Yo sé muy bien lo que hoy estás necesitando.

Yo sé muy bien lo que hoy estás necesitando, eso que sólo tu y yo sabemos, ese asunto que te llena de preocupación, esa situación por la que estás llorando.

Para mí no hay secretos, espero que en este momento mientras me escuchas, te des cuenta que no hay nada oculto para mí, yo sé las cargas que sobre tus espaldas llevas.

Comparte conmigo tu dolor, cuéntame cada detalle del porqué de tu aflicción. Aunque yo ya conozco tus pensamientos y tus razones, verás que mientras me dices lo que sientes, tu espíritu empezará a sanar, se irá toda confusión de tus emociones, tu alegría y tu paz regresarán.

Dobla tus rodillas y en oración dime lo que sientes, quiero escucharte, sanar tu alma, no quiero que sufras más.

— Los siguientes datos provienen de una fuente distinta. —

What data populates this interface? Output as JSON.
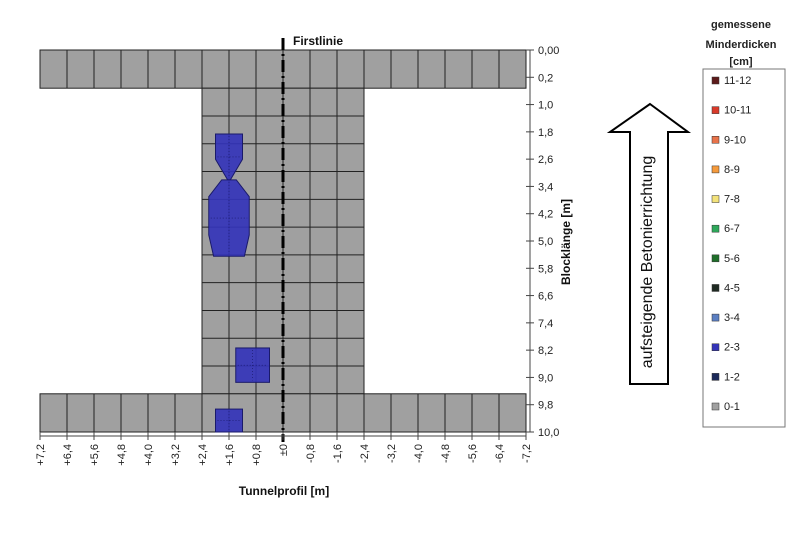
{
  "chart_data": {
    "type": "heatmap",
    "xlabel": "Tunnelprofil [m]",
    "ylabel": "Blocklänge [m]",
    "centerline_label": "Firstlinie",
    "x_ticks": [
      "+7,2",
      "+6,4",
      "+5,6",
      "+4,8",
      "+4,0",
      "+3,2",
      "+2,4",
      "+1,6",
      "+0,8",
      "±0",
      "-0,8",
      "-1,6",
      "-2,4",
      "-3,2",
      "-4,0",
      "-4,8",
      "-5,6",
      "-6,4",
      "-7,2"
    ],
    "y_ticks": [
      "0,00",
      "0,2",
      "1,0",
      "1,8",
      "2,6",
      "3,4",
      "4,2",
      "5,0",
      "5,8",
      "6,6",
      "7,4",
      "8,2",
      "9,0",
      "9,8",
      "10,0"
    ],
    "xlim": [
      7.2,
      -7.2
    ],
    "ylim": [
      0,
      10.0
    ],
    "measured_region": [
      {
        "x_from": 7.2,
        "x_to": -7.2,
        "y_from": 0.0,
        "y_to": 1.0
      },
      {
        "x_from": 2.4,
        "x_to": -2.4,
        "y_from": 1.0,
        "y_to": 9.0
      },
      {
        "x_from": 7.2,
        "x_to": -7.2,
        "y_from": 9.0,
        "y_to": 10.0
      }
    ],
    "base_class": "0-1",
    "anomalies": [
      {
        "class": "2-3",
        "shape": "bowtie",
        "x_from": 2.0,
        "x_to": 1.2,
        "y_from": 2.2,
        "y_to": 3.4
      },
      {
        "class": "2-3",
        "shape": "octagon",
        "x_from": 2.2,
        "x_to": 1.0,
        "y_from": 3.4,
        "y_to": 5.4
      },
      {
        "class": "2-3",
        "shape": "rect",
        "x_from": 1.4,
        "x_to": 0.4,
        "y_from": 7.8,
        "y_to": 8.7
      },
      {
        "class": "2-3",
        "shape": "rect",
        "x_from": 2.0,
        "x_to": 1.2,
        "y_from": 9.4,
        "y_to": 10.0
      }
    ],
    "legend": {
      "title": [
        "gemessene",
        "Minderdicken",
        "[cm]"
      ],
      "items": [
        {
          "label": "11-12",
          "color": "#5c1a1a"
        },
        {
          "label": "10-11",
          "color": "#d93a2a"
        },
        {
          "label": "9-10",
          "color": "#e8734a"
        },
        {
          "label": "8-9",
          "color": "#f59a3c"
        },
        {
          "label": "7-8",
          "color": "#f3e27a"
        },
        {
          "label": "6-7",
          "color": "#2ea85a"
        },
        {
          "label": "5-6",
          "color": "#1f6e2a"
        },
        {
          "label": "4-5",
          "color": "#1f2a22"
        },
        {
          "label": "3-4",
          "color": "#5b7fc2"
        },
        {
          "label": "2-3",
          "color": "#3434b8"
        },
        {
          "label": "1-2",
          "color": "#1c2a5a"
        },
        {
          "label": "0-1",
          "color": "#a0a0a0"
        }
      ]
    }
  },
  "annotation": {
    "arrow_label": "aufsteigende Betonierrichtung"
  }
}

Tienes derecho a una vida de felicidad y libertad, quiero que veas tus sueños hechos realidad, que termines los proyectos que iniciaste, que veas a toda tu familia crecer, disfrutarás mucho cuando mires que en todo lo que hagan les ira muy bien.

No te he creado para que pases tu tiempo en depresión y tristeza. Di mi vida en una cruz y resucité con poder para que estés lleno de ánimo y fortaleza, para que seas vencedor por siempre, para que goces de mi amor en mi presencia eternamente.

Te queda aún mucho tiempo por vivir y lo vivirás en victoria. Cree en mi palabra y en tu vida se manifestará cada día mi poder y mi gloria. Has sido creado, escogido para ver muchos milagros, he escrito con mi propia mano tu destino y mi amor nunca te ha faltado.

Vas a llegar a tu meta, de manera poderosa conquistarás la tierra prometida, vencerás toda soledad y tristeza con tu fe en mi palabra milagrosa.

No te preocupes por los días que vendrán, yo sé muy bien lo que has de necesitar, yo proveeré para tu sustento, para tus gastos, para tu necesidad. Sólo te pido que creas, que camines en fe, que trabajes con responsabilidad y que en mis promesas nunca dejes de creer. Amén.